Ce projet de recherche vise une archéologie de l’imaginaire contemporain. Il développe la problématique suivante. La critique littéraire tend à associer spontanément les formes de désengagement et de désillusion observables dans la littérature française actuelle (Volodine, Rolin) au désenchantement plus vaste dont fait état la pensée qui lui est contemporaine (Lyotard, Taguieff).
Sans être fausse, une telle analogie pose doublement problème. D’une part, les constats d’une césure dans l’histoire des idées – généralement associés à un épuisement, voire un dépassement de la modernité – situent le moment d’une telle rupture symbolique non pas aux alentours de 1980, date à laquelle se situe l’apparition de la littérature dite « contemporaine », mais immédiatement après la Deuxième Guerre mondiale, dans le sillage des révélations sur les camps de concentration ou de l’utilisation de l’arme atomique. D’autre part, dès cette époque (l’après-guerre), émergent une littérature et une pensée (Beckett, Blanchot, Cioran) agoniques ou crépusculaires, dont tant le fond que la forme ont une influence majeure sur les œuvres contemporaines de l’avis même de leurs auteurs.
Ces observations mènent à poser l’hypothèse de l’émergence – ou de la cristallisation –, au cours des années 1940, de ce qu’on nommera désormais un « imaginaire de l’après ». Cet imaginaire – ou état de l’imaginaire – exerce d’emblée une influence sur la pensée et la littérature de l’époque ; accroît sensiblement sa teneur lors des décennies suivantes, marquées par une série de revers symboliques ; et atteint son plein rayonnement au cours des années 1980-1990, notamment lorsque la faillite de certaines autres formes de représentations collectives (les idéologies politiques du XXe siècle, par exemple) lui laisse le champ libre pour se déployer (et/ou en fait un principe soudain recevable d’explication du monde).

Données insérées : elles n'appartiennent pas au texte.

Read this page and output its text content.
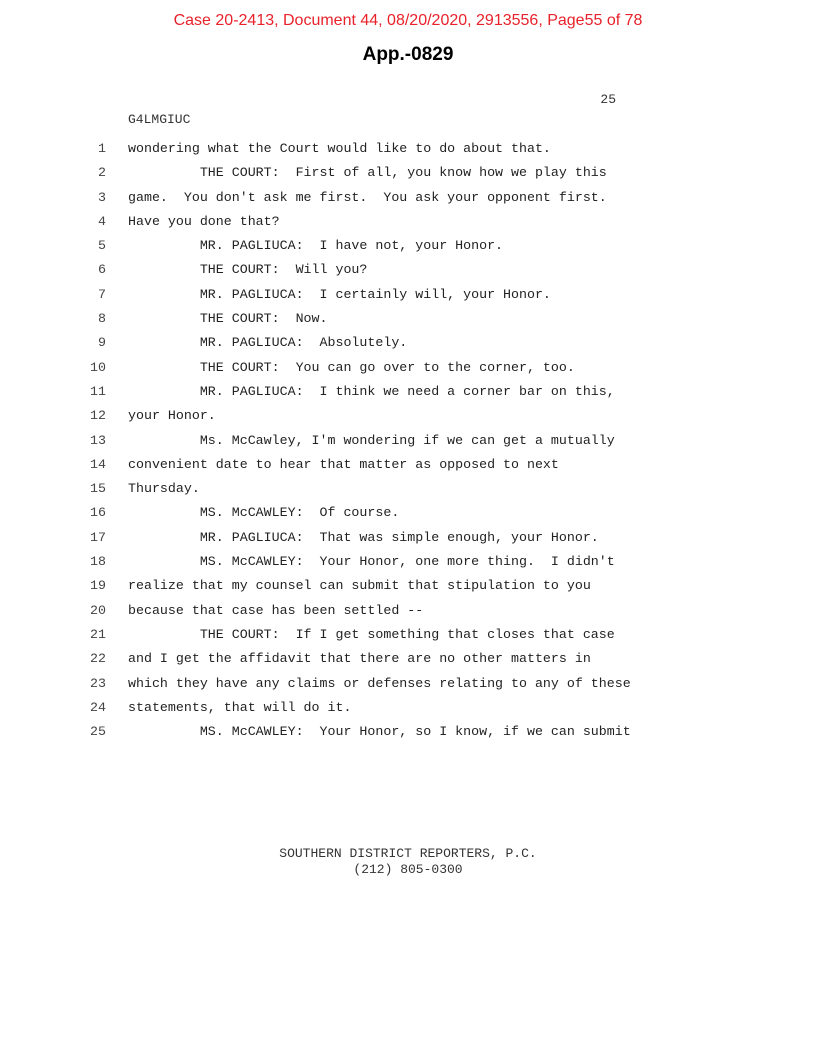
Case 20-2413, Document 44, 08/20/2020, 2913556, Page55 of 78
App.-0829
25
G4LMGIUC
1 wondering what the Court would like to do about that.
2 THE COURT:  First of all, you know how we play this
3 game.  You don't ask me first.  You ask your opponent first.
4 Have you done that?
5 MR. PAGLIUCA:  I have not, your Honor.
6 THE COURT:  Will you?
7 MR. PAGLIUCA:  I certainly will, your Honor.
8 THE COURT:  Now.
9 MR. PAGLIUCA:  Absolutely.
10 THE COURT:  You can go over to the corner, too.
11 MR. PAGLIUCA:  I think we need a corner bar on this,
12 your Honor.
13 Ms. McCawley, I'm wondering if we can get a mutually
14 convenient date to hear that matter as opposed to next
15 Thursday.
16 MS. McCAWLEY:  Of course.
17 MR. PAGLIUCA:  That was simple enough, your Honor.
18 MS. McCAWLEY:  Your Honor, one more thing.  I didn't
19 realize that my counsel can submit that stipulation to you
20 because that case has been settled --
21 THE COURT:  If I get something that closes that case
22 and I get the affidavit that there are no other matters in
23 which they have any claims or defenses relating to any of these
24 statements, that will do it.
25 MS. McCAWLEY:  Your Honor, so I know, if we can submit
SOUTHERN DISTRICT REPORTERS, P.C.
(212) 805-0300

Pour démontrer cette hypothèse – ce qui implique de suivre l’évolution parallèle de l’histoire de la France, d’un thème littéraire et philosophique, d’une forme esthétique et d’un état de l’imaginaire –, le travail de recherche proposé consistera à retracer les modes de conceptualisation et de représentation de l’« après », tels qu’on les retrouve dans la littérature et la pensée des années 1940 à aujourd'hui.